December 11, 2017

New Ways To Ask An Old Question About Current Compensation

by Scot Dickerson

More and more states are passing legislation making it unlawful for companies to request pay history from a candidate. I am here to tell you that that’s okay! Pay history isn’t really the important variable.

Here are the important variables:

  • The candidate’s expectation based on what’s fair and competitive for their skill set
  • Backaground and experience
  • The company’s expectations on salary for the scope of the role
  • The market
  • Internal equity

The previous rule was that you get through the first face-to-face interview before the salary topic is approached. The thought process is that there is no sense in bringing up dollars and cents if you aren’t interested in the job or if the hiring manager and/or HR screening folks aren’t interested in you.

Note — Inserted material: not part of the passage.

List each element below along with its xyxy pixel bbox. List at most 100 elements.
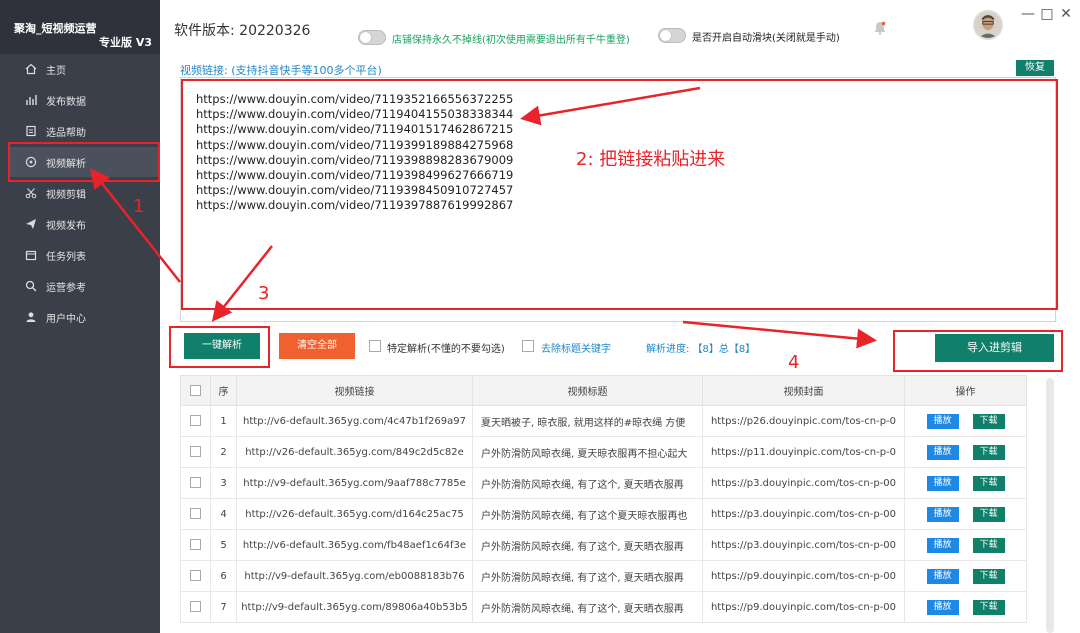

While this rule still holds true, if you are exploring each other’s expectations in a general sense, it is less important than it once was. A nitty gritty discussion on nickels and dimes is still best served towards the end of the interview process.

Ok, so let’s say here is the story…

  1. The broad discussion has been had regarding expectations
  2. Things have gone well throughout the interview process
  3. An offer is ready to be made and you are ready to hear the job offer
  4. You receive the job offer but it’s not quite there yet

Uh oh…Now what? You must now decide if you really want to work for this company. Because if you do, you never want to leave any stones unturned. That only leads to regret which can eat at you later. But how do you approach that next discussion? Here are some tips I helped gather from my friends over at Glassdoor:

1. People won’t want to expend political or social capital to get approval for a strong or improved offer if they suspect that at the end of the day, you’re still going to say, “No, thanks.”
If it is a negotiation that you want, then you need to tell the employer that you’re serious and bought into working with them. Balance that by saying why—or under what conditions—you would be happy to accept an offer.

2. This sounds basic, but it’s so true: People are going to fight for you only if they like you.
Anything you do in a negotiation that makes you less likable reduces the chances that the other side will work to get you a better offer. This is about managing inevitable tensions in negotiation, such as asking without seeming greedy and pointing out deficiencies in the offer without seeming petty.

3. Always tell the story that goes with your counteroffer.
Don’t just state your desire (a 15% higher salary, say, or permission to work from home one day a week); explain why it’s justified. If you have no justification for a demand, it may be unwise to make it. (Source: Glassdoor)

So now you’ve carefully relayed your counteroffer and they come back and meet your demands. Well, you better prepared to accept. Never ever decline if your demands have been met! Burning bridges can travel fast through the market. Unless something has changed on your end (and you better be prepared to explain what it is) it’s time to accept.